Charming and articulate candidates with well-rehearsed answers sail through the traditional interview format with flying colors, even though they may have few qualifications for the job. On the other hand, shy or nervous applicants, or those who simply don’t perform well on interviews, are often passed over, despite their outstanding qualifications.
There are a number of alternatives to the standard question-and answer session, and these make the candidate work harder for the position. The work the applicant produces in these exercises is a much better indicator of success on the job.
Consider the following alternative interview strategies:
1) Interview project
Ask the candidate to complete a project during the interview to get a sampling of their work. Evaluation should include organization, writing skills, content and time spent. You might ask a sales management applicant, for instance, to develop a short marketing plan based on your criteria.
2) Provide typical situations
Ask candidates to respond to a variety of daily occurrences they’d experience on the job. To solve these situations, they might have to write a memo, interview someone, conduct a meeting, resolve a customer complaint, handle an under-performing employee, etc.
3) Make a presentation
If the position requires the person to make presentations as a normal duty, this will serve as an excellent way to evaluate those skills. Candidates might be asked to make a presentation on their goals, how their background would enhance the position or a host of other topics.
4) Interview minutes
Have the candidate write up minutes of the interview after it has taken place. These minutes can indicate not only writing skills but how well the applicant pays attention, notices details, clearly understands what is being discussed and produces written work quickly.

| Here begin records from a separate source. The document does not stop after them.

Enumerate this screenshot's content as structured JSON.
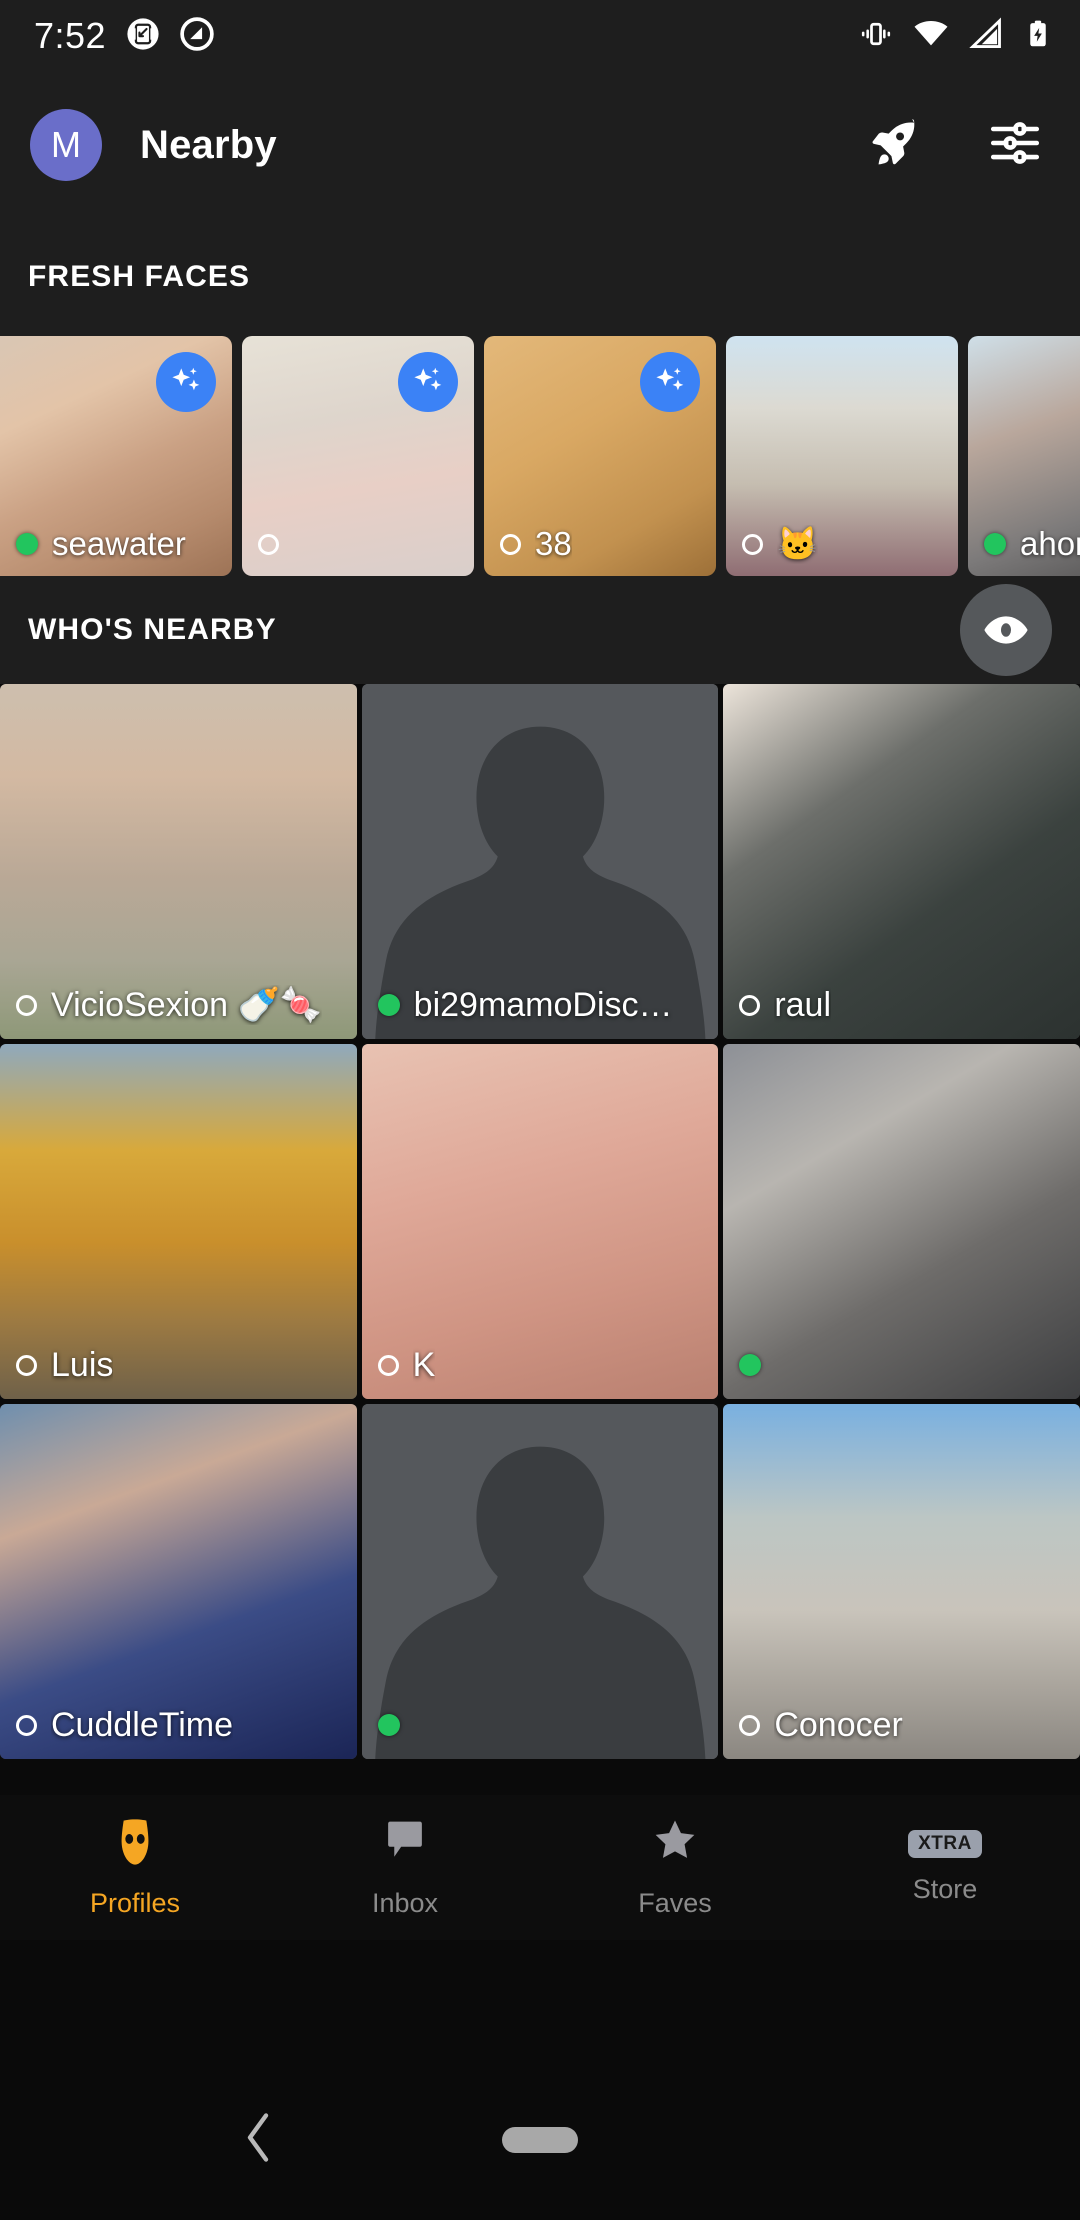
{
  "status_bar": {
    "time": "7:52",
    "left_icons": [
      "screenshot-icon",
      "do-not-disturb-icon"
    ],
    "right_icons": [
      "vibrate-icon",
      "wifi-icon",
      "cellular-signal-icon",
      "battery-charging-icon"
    ]
  },
  "header": {
    "avatar_letter": "M",
    "avatar_color": "#6a6ec9",
    "title": "Nearby",
    "actions": [
      {
        "name": "boost-rocket-button",
        "icon": "rocket-icon"
      },
      {
        "name": "filters-button",
        "icon": "sliders-icon"
      }
    ]
  },
  "fresh_faces": {
    "section_title": "FRESH FACES",
    "cards": [
      {
        "name": "seawater",
        "online": true,
        "new_badge": true,
        "photo": "torso-photo"
      },
      {
        "name": "",
        "online": false,
        "new_badge": true,
        "photo": "blurred-selfie-photo"
      },
      {
        "name": "38",
        "online": false,
        "new_badge": true,
        "photo": "chest-photo"
      },
      {
        "name": "🐱",
        "online": false,
        "new_badge": false,
        "photo": "florence-cathedral-photo"
      },
      {
        "name": "ahora",
        "online": true,
        "new_badge": false,
        "photo": "pixelated-portrait-photo"
      }
    ]
  },
  "whos_nearby": {
    "section_title": "WHO'S NEARBY",
    "eye_button": "visibility-eye-icon",
    "tiles": [
      {
        "name": "VicioSexion 🍼🍬",
        "online": false,
        "photo": "shirtless-torso-photo",
        "placeholder": false
      },
      {
        "name": "bi29mamoDisc…",
        "online": true,
        "photo": "",
        "placeholder": true
      },
      {
        "name": "raul",
        "online": false,
        "photo": "dark-fabric-photo",
        "placeholder": false
      },
      {
        "name": "Luis",
        "online": false,
        "photo": "autumn-park-photo",
        "placeholder": false
      },
      {
        "name": "K",
        "online": false,
        "photo": "bare-chest-photo",
        "placeholder": false
      },
      {
        "name": "",
        "online": true,
        "photo": "pixelated-face-photo",
        "placeholder": false
      },
      {
        "name": "CuddleTime",
        "online": false,
        "photo": "pixelated-portrait-blue-photo",
        "placeholder": false
      },
      {
        "name": "",
        "online": true,
        "photo": "",
        "placeholder": true
      },
      {
        "name": "Conocer",
        "online": false,
        "photo": "vatican-colonnade-photo",
        "placeholder": false
      }
    ]
  },
  "bottom_nav": {
    "items": [
      {
        "label": "Profiles",
        "icon": "grindr-mask-icon",
        "active": true
      },
      {
        "label": "Inbox",
        "icon": "chat-bubble-icon",
        "active": false
      },
      {
        "label": "Faves",
        "icon": "star-icon",
        "active": false
      },
      {
        "label": "Store",
        "icon": "xtra-badge-icon",
        "active": false,
        "badge_text": "XTRA"
      }
    ],
    "active_color": "#f5a623",
    "inactive_color": "#8b8b8b"
  },
  "system_nav": {
    "back": "back-chevron-icon",
    "home": "home-pill-icon"
  }
}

5) Full or half-day trials
Bring in final candidates for a paid trial and put them through a series of tasks. This will give you a chance to see them in action — and give the candidates a chance to see if they’d actually enjoy the work. Do they dig in? Hang back? Catch on quickly? Communicate well with others? Are they neat and well-organized?
The bottom-line is that the quality of the hire is a reflection of the person making the decision. If you wing it on interviews by asking a bunch of predictable questions, you’re likely to “miss” as often as you “hit” in detecting winners. But if you develop an alternative interview format that works for your organization, your investment of time and effort will pay off ten-fold in reduced employee turnover and fewer costly hires.